Critical Emerging Issue
Protecting frontline workers and uninterrupted access to health care services
We are distressed by the news regarding the temporary closure of two health centres in Matebelaland North, particularly Lupane Rural Health Centre and Jotsholo Rural Health Centre. The closure comes after 10 staff members at Lupane Rural Health Centre and 1 staff member at Jotsholo rural health centre tested positive for COVID-19. We are therefore concerned about the safety of healthcare workers nationwide. Secondly, we raise concern regarding access to health care services for communities affected by the temporary closure of the 2 hospitals.
- We therefore reiterate the prioritisation of the safety of frontline workers, as this impacts on the country’s level of success and efficiency towards containment of the pandemic.
- We urge provision of adequate PPE and training of all frontline responders regarding the handling of this ever-evolving COVID-19 virus, in order to minimize their risk of exposure.
- We urge the Government to publish data on clinic and hospital closures including numbers of days closed and the levels of closure as part of critical SGBV data reporting.
- We further recommend putting in place emergency ad hoc measures to ensure that communities in Lupane enjoy uninterrupted access to healthcare services, pending re-opening of the Health facilities.
Social protection during lockdown
We continue to raise the urgent need for Government to ensure that the lockdown is supported with the prioritisation of livelihood support in communities. We are concerned with the silence or lack of public communication by the Ministry of Labour, Public Service and Social Welfare regarding safety nets for vulnerable communities during this hard lockdown. We continue to amplify our concern that the majority of women in Zimbabwe and women-led households are facing the biggest impacts in food security, income loss, and caregiving burdens.

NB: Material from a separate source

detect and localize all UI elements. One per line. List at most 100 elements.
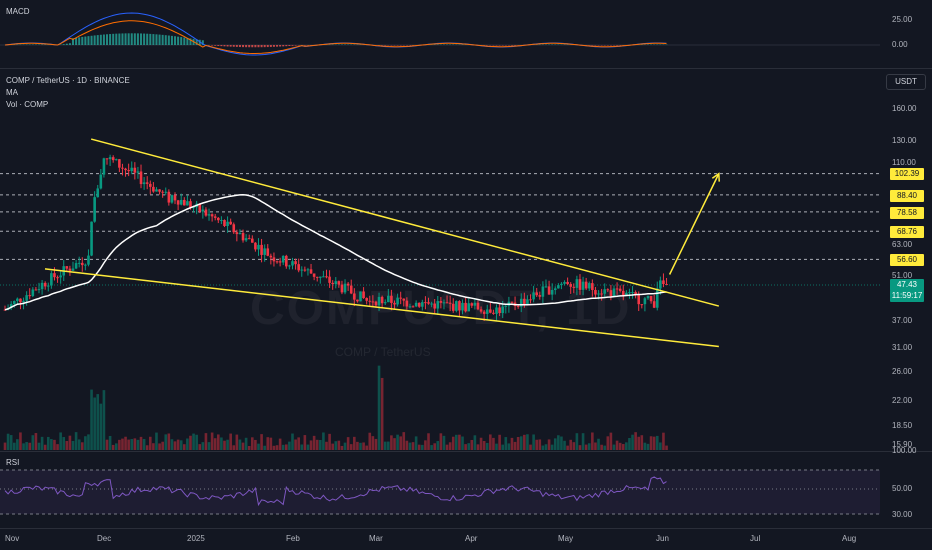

We therefore urge Government to expand social safety nets and offset economic impacts for COVID-19 and the subsequent hard lockdown. We further highlight that the lockdown can only be successful if citizens do not need to place themselves in danger as they seek to secure food, water and livelihood support. We underscore the fact that the inability of households to respect the lockdown is directly correlated to other persisting deprivation and insecurities they face on a day-to-day basis. The pandemic will continue to bedevil the nation especially, if the measures to increase access to social-economic goods and services, as part of strong social protection systems, are not implemented by Government.
- We therefore recommend that Government announces the direct distribution of basic commodities and food in communities similar to the subsidized mealie meal distribution program.
- We call for the expansion of the cash transfer support to vulnerable households and the direct increase of the amounts to support vulnerable households.
- We call for the provision of support for households who are no longer able to sustain themselves due to loss of livelihoods, especially women-led households.
Home-based care and the high number of community deaths
We note a high rate of COVID-19 deaths being recorded in households, of patients who have been receiving home-based care. We further note the limited numbers of COVID-19 patients admitted to health institutions. In Harare alone, out the 38 deaths that were recorded, 17 occurred within households. This brings to the fore discussions on home-based care and the support systems to assist such households. Reports from our networks indicate the non-operation of isolation centres in areas such as Kwekwe, Kariba and Bulawayo. Given these challenges, we reiterate the need for the Ministry of Health and Child Care to officially communicate and publicize information regarding the state of Isolation centres and hospitals throughout all Provinces and Districts of Zimbabwe.
- We urge Government to introduce and implement measures to support home-based carers and primary care-givers in order to ease their burden and to minimize further risk of transmission.
- We urge upscaling efforts on safe isolation centres which are not overcrowded and also cater for the needs and rights of women such as the availability of sanitary aid and sexual and reproductive health services.